Dirigido de forma bastante dinâmica, a linguagem audiovisual usada por Lee Daniels em sua decupagem é híbrida: fundamentada na linguagem clássica mas quebrada e subvertida em diversos momentos, não possui uma unidade mas constitui um estilo. A precisão em movimentos de câmera e a estabilidade de alguns planos é totalmente quebrada com inserções constantes de uso da lente zoom e da câmera trêmula que permeiam seqüências decupadas sob a forma clássica de plano e contra-plano.

Estes elementos estéticos funcionam tanto como reflexos da vida interior da protagonista, quanto contribuem para o aumento da tensão dramática e agem ainda como referências a alguns movimentos cinematográficos que buscam valorizar o real em relação à construção fílmica ficcional formalista, tais como Dogma 95 e o Neo-Realismo italiano, independendo até que ponto Daniels os relacionou intencionalmente em sua obra. Este estilo de direção propicia uma montagem também estilisticamente interessante que lembra a teoria de montagem do documentarista romeno Pelechian, que propõe cada plano como único e sem ligação direta com o plano subseqüente, somente manifestando sentido quando analisada a montagem do filme como um todo - um grande bloco formado por pequenas especificidades.

O diretor também utiliza de forma criativa recursos imagéticos para representar a subversão mental da protagonista em tentativas imaginárias de fuga da realidade, sendo estes também os momentos em que a ficção se sobressai à plausibilidade dos eventos dramáticos e evidencia o trabalho estético da direção de arte.

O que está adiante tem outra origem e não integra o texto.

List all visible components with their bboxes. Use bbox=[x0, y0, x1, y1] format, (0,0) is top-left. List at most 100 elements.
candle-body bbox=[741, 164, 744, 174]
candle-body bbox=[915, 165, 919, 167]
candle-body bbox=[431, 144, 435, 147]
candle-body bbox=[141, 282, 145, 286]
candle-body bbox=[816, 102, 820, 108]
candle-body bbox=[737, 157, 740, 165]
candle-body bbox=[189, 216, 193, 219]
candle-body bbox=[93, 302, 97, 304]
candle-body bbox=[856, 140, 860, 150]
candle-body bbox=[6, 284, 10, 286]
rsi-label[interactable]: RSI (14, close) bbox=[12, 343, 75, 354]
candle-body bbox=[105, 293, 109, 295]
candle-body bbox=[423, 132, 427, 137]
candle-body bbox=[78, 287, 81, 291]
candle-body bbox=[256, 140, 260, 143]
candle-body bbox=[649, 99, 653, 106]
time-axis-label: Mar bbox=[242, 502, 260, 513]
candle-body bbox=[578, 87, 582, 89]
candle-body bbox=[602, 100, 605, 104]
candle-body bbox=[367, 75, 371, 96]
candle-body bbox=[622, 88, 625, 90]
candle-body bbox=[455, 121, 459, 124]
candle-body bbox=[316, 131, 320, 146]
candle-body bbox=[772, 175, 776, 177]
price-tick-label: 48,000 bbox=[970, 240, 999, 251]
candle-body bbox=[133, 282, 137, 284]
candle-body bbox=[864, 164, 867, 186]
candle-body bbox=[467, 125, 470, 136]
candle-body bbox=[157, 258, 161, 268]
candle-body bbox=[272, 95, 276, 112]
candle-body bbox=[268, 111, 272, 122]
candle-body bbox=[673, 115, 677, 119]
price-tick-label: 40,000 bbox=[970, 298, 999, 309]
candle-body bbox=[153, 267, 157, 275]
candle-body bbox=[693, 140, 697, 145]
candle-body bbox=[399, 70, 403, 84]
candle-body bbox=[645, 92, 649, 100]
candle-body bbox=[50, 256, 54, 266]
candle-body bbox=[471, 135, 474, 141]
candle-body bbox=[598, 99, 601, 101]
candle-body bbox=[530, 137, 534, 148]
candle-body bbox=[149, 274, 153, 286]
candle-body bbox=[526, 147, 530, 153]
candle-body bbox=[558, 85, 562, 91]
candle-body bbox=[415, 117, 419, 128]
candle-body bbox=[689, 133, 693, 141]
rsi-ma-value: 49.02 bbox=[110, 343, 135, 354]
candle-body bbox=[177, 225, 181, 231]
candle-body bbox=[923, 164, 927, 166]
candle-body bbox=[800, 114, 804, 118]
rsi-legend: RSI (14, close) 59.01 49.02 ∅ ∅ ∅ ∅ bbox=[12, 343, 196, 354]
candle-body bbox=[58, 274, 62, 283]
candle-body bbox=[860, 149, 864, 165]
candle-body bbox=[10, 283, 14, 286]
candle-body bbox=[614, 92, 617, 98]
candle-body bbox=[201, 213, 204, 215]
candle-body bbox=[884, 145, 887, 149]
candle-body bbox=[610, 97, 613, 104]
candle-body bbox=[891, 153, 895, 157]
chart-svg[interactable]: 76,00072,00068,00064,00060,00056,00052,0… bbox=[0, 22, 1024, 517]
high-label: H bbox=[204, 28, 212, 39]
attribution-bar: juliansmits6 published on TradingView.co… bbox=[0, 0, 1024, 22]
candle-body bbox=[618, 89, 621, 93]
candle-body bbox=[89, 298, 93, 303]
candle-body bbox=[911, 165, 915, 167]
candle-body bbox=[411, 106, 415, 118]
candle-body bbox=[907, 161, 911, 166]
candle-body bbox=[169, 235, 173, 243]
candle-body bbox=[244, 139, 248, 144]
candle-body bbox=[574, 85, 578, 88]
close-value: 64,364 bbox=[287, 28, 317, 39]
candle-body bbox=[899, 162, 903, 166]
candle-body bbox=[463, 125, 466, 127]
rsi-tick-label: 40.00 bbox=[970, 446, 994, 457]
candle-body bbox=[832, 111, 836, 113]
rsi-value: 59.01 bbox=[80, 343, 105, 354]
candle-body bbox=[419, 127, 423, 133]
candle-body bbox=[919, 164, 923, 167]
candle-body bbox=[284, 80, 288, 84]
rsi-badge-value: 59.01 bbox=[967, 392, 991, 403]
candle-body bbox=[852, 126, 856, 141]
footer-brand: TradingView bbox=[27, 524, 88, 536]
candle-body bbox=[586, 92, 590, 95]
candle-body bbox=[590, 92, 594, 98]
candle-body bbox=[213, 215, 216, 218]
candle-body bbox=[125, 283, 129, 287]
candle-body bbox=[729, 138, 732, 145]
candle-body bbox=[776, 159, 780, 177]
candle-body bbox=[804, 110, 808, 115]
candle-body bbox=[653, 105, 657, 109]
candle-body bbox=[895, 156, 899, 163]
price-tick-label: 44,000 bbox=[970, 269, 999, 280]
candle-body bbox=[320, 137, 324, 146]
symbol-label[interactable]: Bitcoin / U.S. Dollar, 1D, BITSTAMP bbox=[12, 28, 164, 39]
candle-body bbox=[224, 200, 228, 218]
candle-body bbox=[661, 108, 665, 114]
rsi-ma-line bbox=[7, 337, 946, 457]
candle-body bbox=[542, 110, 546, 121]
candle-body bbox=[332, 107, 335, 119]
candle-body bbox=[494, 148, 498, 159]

Estrelado não só por atores, mas também por cantores da música pop americana, como Mariah Carey e Lenny Kravitz, “Preciosa” é um filme cuja atuação de todos é notável, não apenas pelas atrizes principais como se esperava, mas surpreendentemente também pelos convidados, cujas atuações se destacam pela verossimilhança de seus personagens e por suas aparições não serem tendenciosas nem mal-caracterizadas de forma que induzissem o espectador à dispersão do drama e das conexões psicológicas latentes nesta história e sobressaltassem as participações especiais de astros da música.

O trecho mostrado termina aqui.